You can also see this at work in the grocery store. Sales of organic food have skyrocketed. Never mind that the USDA and FDA’s classification for “natural” and “organic” are tenuous at best, the word “organic” symbolizes pure, healthy and better. A simple sticker can immediately trigger this response in the consumer’s mind: “No wormy, pesticide-ridden peasant produce for my family, by God, as a loving parent I’m committed to providing the healthiest safest food I can.” One word will illicit all of that, whether it’s grounded and rational or not.
[At this point I will just type the word “3D.” You know what I’m talking about and you know exactly what just popped into your head when you read that particularly nasty little word. I’m not going to go into it. The millions of dollars we as a nation have pumped into the studio and electronic company coffers for a gimmick and a shitty visual product is just astounding. We just keep chasing that first Avatar high, don’t we? Moving on…]
Another brain-glitch that retailers frequently profit from is Irrational Escalation, essentially the phenomenon where people justify increased investment in a decision, based on a prior investment or cumulative prior investment, even if that decision was a mistake. This is the logical fallacy that leads shoppers to spend an extra $80+ in warrantees on that treadmill they might use, because, hey, they spent that $300 for this nice hamster wheel why not insure it against damage for six months. This fallacy is also responsible for service plans, my father spending $300 to fix the A/C on a car worth $750, it’s why Mila Kunis stayed with Macauly Culkin so long, and explains my purchase of a ticket to Star Wars: Episode III (damn it). This also leads to post-purchase rationalization, where we convince ourselves that we made the financially smart decision, even though we know deep-down that we’re an idiot.

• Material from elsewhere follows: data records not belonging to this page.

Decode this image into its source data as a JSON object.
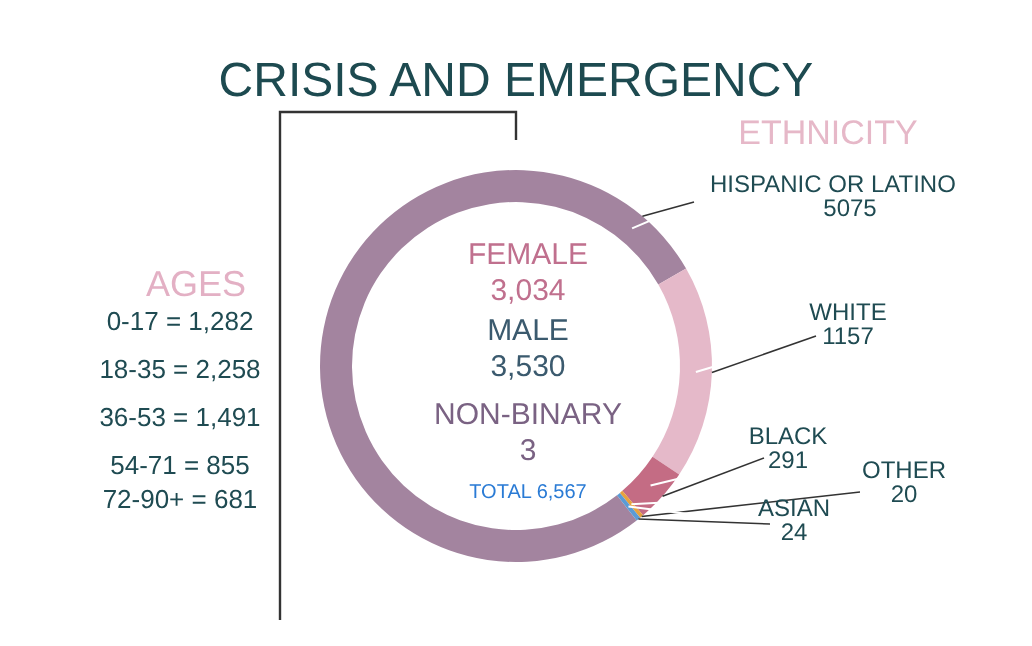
{
  "chart_data": {
    "type": "donut",
    "title": "CRISIS AND EMERGENCY",
    "legend_title": "ETHNICITY",
    "categories": [
      "HISPANIC OR LATINO",
      "WHITE",
      "BLACK",
      "OTHER",
      "ASIAN"
    ],
    "values": [
      5075,
      1157,
      291,
      20,
      24
    ],
    "colors": [
      "#a3849f",
      "#e5b9c9",
      "#c46c84",
      "#e8a23c",
      "#5b9bd5"
    ],
    "data_labels": true,
    "annotations": [
      "AGES",
      "0-17 = 1,282",
      "18-35 = 2,258",
      "36-53 = 1,491",
      "54-71 = 855",
      "72-90+ = 681",
      "FEMALE",
      "3,034",
      "MALE",
      "3,530",
      "NON-BINARY",
      "3",
      "TOTAL 6,567"
    ]
  }
}
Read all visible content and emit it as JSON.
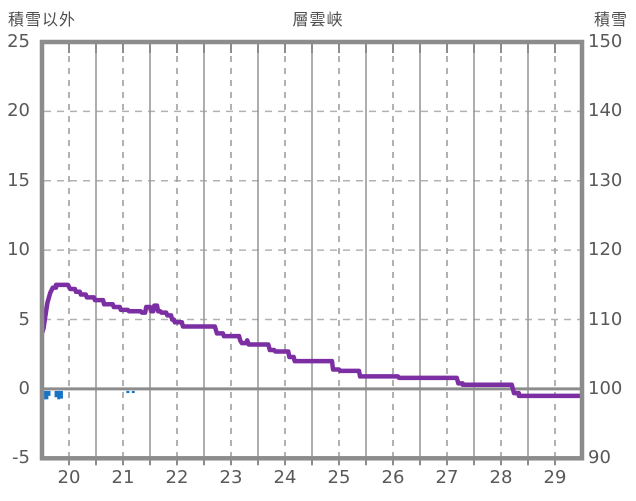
{
  "header": {
    "left_axis_title": "積雪以外",
    "chart_title": "層雲峡",
    "right_axis_title": "積雪"
  },
  "chart_data": {
    "type": "line",
    "title": "層雲峡",
    "left_axis": {
      "title": "積雪以外",
      "min": -5,
      "max": 25,
      "tick_labels": [
        "25",
        "20",
        "15",
        "10",
        "5",
        "0",
        "-5"
      ],
      "tick_values": [
        25,
        20,
        15,
        10,
        5,
        0,
        -5
      ],
      "dashed_grid_values": [
        20,
        15,
        10,
        5
      ]
    },
    "right_axis": {
      "title": "積雪",
      "min": 90,
      "max": 150,
      "tick_labels": [
        "150",
        "140",
        "130",
        "120",
        "110",
        "100",
        "90"
      ],
      "tick_values": [
        150,
        140,
        130,
        120,
        110,
        100,
        90
      ],
      "right_axis_equivalent": "right value = 100 + 2 × left value"
    },
    "x_axis": {
      "tick_labels": [
        "20",
        "21",
        "22",
        "23",
        "24",
        "25",
        "26",
        "27",
        "28",
        "29"
      ],
      "tick_values": [
        20,
        21,
        22,
        23,
        24,
        25,
        26,
        27,
        28,
        29
      ],
      "domain": [
        20,
        30
      ],
      "solid_grid": "at day boundaries",
      "dashed_grid": "at half-day positions"
    },
    "zero_line_left_value": 0,
    "grid_on": true,
    "legend_position": "none",
    "series": [
      {
        "id": "purple_step_line",
        "axis": "left",
        "color": "#7B2FA3",
        "style": "step_line",
        "points": [
          [
            20.0,
            4.0
          ],
          [
            20.03,
            4.4
          ],
          [
            20.06,
            5.2
          ],
          [
            20.1,
            6.2
          ],
          [
            20.15,
            6.9
          ],
          [
            20.2,
            7.3
          ],
          [
            20.26,
            7.5
          ],
          [
            20.48,
            7.5
          ],
          [
            20.52,
            7.2
          ],
          [
            20.61,
            7.2
          ],
          [
            20.63,
            7.0
          ],
          [
            20.7,
            7.0
          ],
          [
            20.72,
            6.8
          ],
          [
            20.81,
            6.8
          ],
          [
            20.83,
            6.6
          ],
          [
            20.96,
            6.6
          ],
          [
            20.98,
            6.4
          ],
          [
            21.13,
            6.4
          ],
          [
            21.15,
            6.1
          ],
          [
            21.31,
            6.1
          ],
          [
            21.33,
            5.9
          ],
          [
            21.44,
            5.9
          ],
          [
            21.46,
            5.7
          ],
          [
            21.59,
            5.7
          ],
          [
            21.61,
            5.6
          ],
          [
            21.83,
            5.6
          ],
          [
            21.85,
            5.5
          ],
          [
            21.91,
            5.5
          ],
          [
            21.93,
            5.9
          ],
          [
            22.0,
            5.9
          ],
          [
            22.02,
            5.6
          ],
          [
            22.06,
            5.6
          ],
          [
            22.08,
            6.0
          ],
          [
            22.13,
            6.0
          ],
          [
            22.15,
            5.6
          ],
          [
            22.19,
            5.6
          ],
          [
            22.21,
            5.5
          ],
          [
            22.3,
            5.5
          ],
          [
            22.32,
            5.3
          ],
          [
            22.39,
            5.3
          ],
          [
            22.41,
            5.0
          ],
          [
            22.44,
            5.0
          ],
          [
            22.46,
            4.8
          ],
          [
            22.59,
            4.8
          ],
          [
            22.61,
            4.5
          ],
          [
            23.2,
            4.5
          ],
          [
            23.24,
            4.0
          ],
          [
            23.35,
            4.0
          ],
          [
            23.37,
            3.8
          ],
          [
            23.65,
            3.8
          ],
          [
            23.67,
            3.5
          ],
          [
            23.7,
            3.3
          ],
          [
            23.78,
            3.3
          ],
          [
            23.8,
            3.5
          ],
          [
            23.83,
            3.2
          ],
          [
            24.19,
            3.2
          ],
          [
            24.22,
            2.8
          ],
          [
            24.3,
            2.8
          ],
          [
            24.32,
            2.7
          ],
          [
            24.56,
            2.7
          ],
          [
            24.58,
            2.3
          ],
          [
            24.66,
            2.3
          ],
          [
            24.68,
            2.0
          ],
          [
            25.37,
            2.0
          ],
          [
            25.39,
            1.4
          ],
          [
            25.5,
            1.4
          ],
          [
            25.52,
            1.3
          ],
          [
            25.87,
            1.3
          ],
          [
            25.89,
            0.9
          ],
          [
            26.59,
            0.9
          ],
          [
            26.61,
            0.8
          ],
          [
            27.68,
            0.8
          ],
          [
            27.71,
            0.4
          ],
          [
            27.79,
            0.3
          ],
          [
            28.7,
            0.3
          ],
          [
            28.74,
            -0.3
          ],
          [
            28.83,
            -0.5
          ],
          [
            29.99,
            -0.5
          ]
        ]
      },
      {
        "id": "blue_bars",
        "axis": "left",
        "color": "#1874C4",
        "style": "bars_hanging_below_zero_line",
        "bar_width_days": 0.045,
        "points": [
          [
            20.01,
            0.5
          ],
          [
            20.05,
            0.75
          ],
          [
            20.09,
            0.75
          ],
          [
            20.13,
            0.5
          ],
          [
            20.26,
            0.6
          ],
          [
            20.31,
            0.75
          ],
          [
            20.36,
            0.7
          ],
          [
            21.59,
            0.3
          ],
          [
            21.69,
            0.3
          ]
        ]
      }
    ]
  },
  "colors": {
    "frame": "#8C8C8C",
    "grid_solid": "#999999",
    "grid_dashed": "#9F9F9F",
    "grid_horizontal": "#B2B2B2",
    "zero_line": "#8C8C8C",
    "text": "#595959",
    "line": "#7B2FA3",
    "bars": "#1874C4",
    "background": "#FFFFFF"
  }
}
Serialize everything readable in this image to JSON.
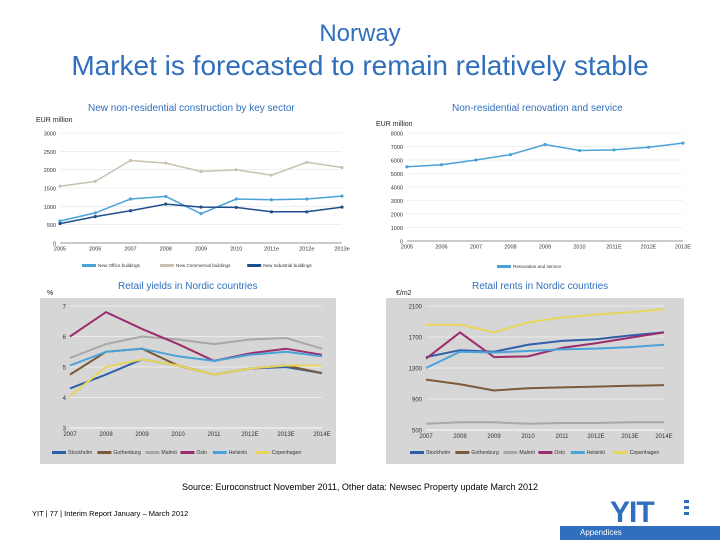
{
  "header": {
    "country": "Norway",
    "title": "Market is forecasted to remain relatively stable"
  },
  "colors": {
    "blue": "#2f6fbd",
    "lightblue": "#4aa3d8",
    "navy": "#1f4e8c",
    "beige": "#c9c2b0",
    "gray": "#a9a9a9"
  },
  "chart_data": [
    {
      "type": "line",
      "title": "New non-residential construction by key sector",
      "ylabel": "EUR million",
      "x": [
        "2005",
        "2006",
        "2007",
        "2008",
        "2009",
        "2010",
        "2011e",
        "2012e",
        "2013e"
      ],
      "ylim": [
        0,
        3000
      ],
      "yticks": [
        0,
        500,
        1000,
        1500,
        2000,
        2500,
        3000
      ],
      "series": [
        {
          "name": "New Office buildings",
          "color": "#4aa3d8",
          "values": [
            600,
            820,
            1200,
            1270,
            800,
            1200,
            1180,
            1200,
            1280
          ]
        },
        {
          "name": "New Commercial buildings",
          "color": "#c9c2b0",
          "values": [
            1550,
            1680,
            2250,
            2180,
            1950,
            2000,
            1850,
            2200,
            2060
          ]
        },
        {
          "name": "New Industrial buildings",
          "color": "#1f4e8c",
          "values": [
            530,
            720,
            880,
            1060,
            980,
            970,
            850,
            850,
            980
          ]
        }
      ]
    },
    {
      "type": "line",
      "title": "Non-residential renovation and service",
      "ylabel": "EUR million",
      "x": [
        "2005",
        "2006",
        "2007",
        "2008",
        "2009",
        "2010",
        "2011E",
        "2012E",
        "2013E"
      ],
      "ylim": [
        0,
        8000
      ],
      "yticks": [
        0,
        1000,
        2000,
        3000,
        4000,
        5000,
        6000,
        7000,
        8000
      ],
      "series": [
        {
          "name": "Renovation and service",
          "color": "#4aa3d8",
          "values": [
            5500,
            5650,
            6000,
            6400,
            7150,
            6700,
            6750,
            6950,
            7250
          ]
        }
      ]
    },
    {
      "type": "line",
      "title": "Retail yields in Nordic countries",
      "ylabel": "%",
      "x": [
        "2007",
        "2008",
        "2009",
        "2010",
        "2011",
        "2012E",
        "2013E",
        "2014E"
      ],
      "ylim": [
        3,
        7
      ],
      "yticks": [
        3,
        4,
        5,
        6,
        7
      ],
      "series": [
        {
          "name": "Stockholm",
          "color": "#2f5fa8",
          "values": [
            4.3,
            4.75,
            5.25,
            5.05,
            4.75,
            4.95,
            5.0,
            4.8
          ]
        },
        {
          "name": "Gothenburg",
          "color": "#7b5a3a",
          "values": [
            4.75,
            5.5,
            5.6,
            5.05,
            4.75,
            4.95,
            5.05,
            4.8
          ]
        },
        {
          "name": "Malmö",
          "color": "#a8a8a8",
          "values": [
            5.3,
            5.75,
            6.0,
            5.9,
            5.75,
            5.9,
            5.95,
            5.6
          ]
        },
        {
          "name": "Oslo",
          "color": "#9b2d6e",
          "values": [
            6.0,
            6.8,
            6.25,
            5.75,
            5.2,
            5.45,
            5.6,
            5.4
          ]
        },
        {
          "name": "Helsinki",
          "color": "#4aa3d8",
          "values": [
            5.05,
            5.5,
            5.6,
            5.35,
            5.2,
            5.4,
            5.5,
            5.35
          ]
        },
        {
          "name": "Copenhagen",
          "color": "#e8d65a",
          "values": [
            4.05,
            5.0,
            5.25,
            5.05,
            4.75,
            4.95,
            5.05,
            5.05
          ]
        }
      ]
    },
    {
      "type": "line",
      "title": "Retail rents in Nordic countries",
      "ylabel": "€/m2",
      "x": [
        "2007",
        "2008",
        "2009",
        "2010",
        "2011",
        "2012E",
        "2013E",
        "2014E"
      ],
      "ylim": [
        500,
        2100
      ],
      "yticks": [
        500,
        900,
        1300,
        1700,
        2100
      ],
      "series": [
        {
          "name": "Stockholm",
          "color": "#2f5fa8",
          "values": [
            1440,
            1530,
            1510,
            1600,
            1650,
            1670,
            1720,
            1760
          ]
        },
        {
          "name": "Gothenburg",
          "color": "#7b5a3a",
          "values": [
            1150,
            1090,
            1010,
            1040,
            1050,
            1060,
            1070,
            1080
          ]
        },
        {
          "name": "Malmö",
          "color": "#a8a8a8",
          "values": [
            580,
            600,
            600,
            580,
            590,
            590,
            600,
            600
          ]
        },
        {
          "name": "Oslo",
          "color": "#9b2d6e",
          "values": [
            1420,
            1760,
            1440,
            1450,
            1560,
            1620,
            1690,
            1760
          ]
        },
        {
          "name": "Helsinki",
          "color": "#4aa3d8",
          "values": [
            1300,
            1510,
            1500,
            1520,
            1540,
            1550,
            1570,
            1600
          ]
        },
        {
          "name": "Copenhagen",
          "color": "#e8d65a",
          "values": [
            1860,
            1860,
            1760,
            1890,
            1950,
            1990,
            2020,
            2060
          ]
        }
      ]
    }
  ],
  "source": "Source: Euroconstruct November 2011, Other data: Newsec Property update March 2012",
  "footer": "YIT  |  77  |  Interim Report January – March 2012",
  "logo": "YIT",
  "appendices": "Appendices"
}
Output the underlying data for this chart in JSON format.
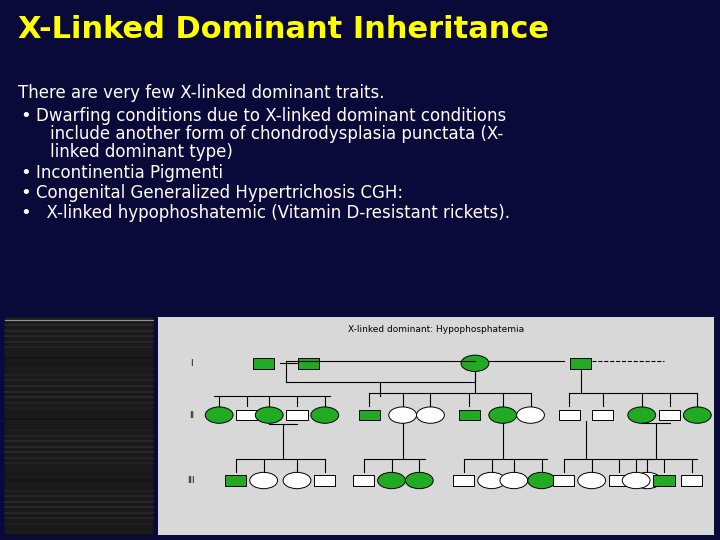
{
  "title": "X-Linked Dominant Inheritance",
  "title_color": "#FFFF00",
  "title_fontsize": 22,
  "background_color": "#0A0A3A",
  "text_color": "#FFFFFF",
  "body_fontsize": 12,
  "intro_text": "There are very few X-linked dominant traits.",
  "fig_width": 7.2,
  "fig_height": 5.4,
  "dpi": 100,
  "pedigree_bg": "#D8D8D8",
  "pedigree_title": "X-linked dominant: Hypophosphatemia",
  "green_fill": "#22AA22",
  "gen_labels": [
    "I",
    "II",
    "III"
  ]
}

Finally, the third most-exploited (and most-evil) cognitive bias by retailers has to be Hyperbolic Discounting, the tendency for people to prefer more immediate payoffs relative to later payoffs, where the tendency increases the closer to the present both payoffs are. This makes sense from an evolutionary standpoint; that dead deer probably wouldn’t be very tasty in 100 days and “compound interest” is mutually exclusive to a society whose technological hallmark is flint knapping.
Where do we find this in the retail environment? I’ll tell you after you finish signing up for that J.Crew credit card with the first-time use 20% discount. Moral hazards and Lemons be damned, you would literally just die without that pashmina pink scarf for your chihuaha, Snickers. We want what we want, and we want it right now. It’s like our wallets are quietly chanting suffrage slogans from our back pockets whenever that new version of the iPhone catches our eye. Bugs? What bugs? Luckily the Apple Store also sells Apple service plans and warrantees, right?
There are at least 30 decision-making cognitive biases that play right into retailers’ hands. It’s just that easy to manipulate consumers, or to set consumers up to manipulate themselves.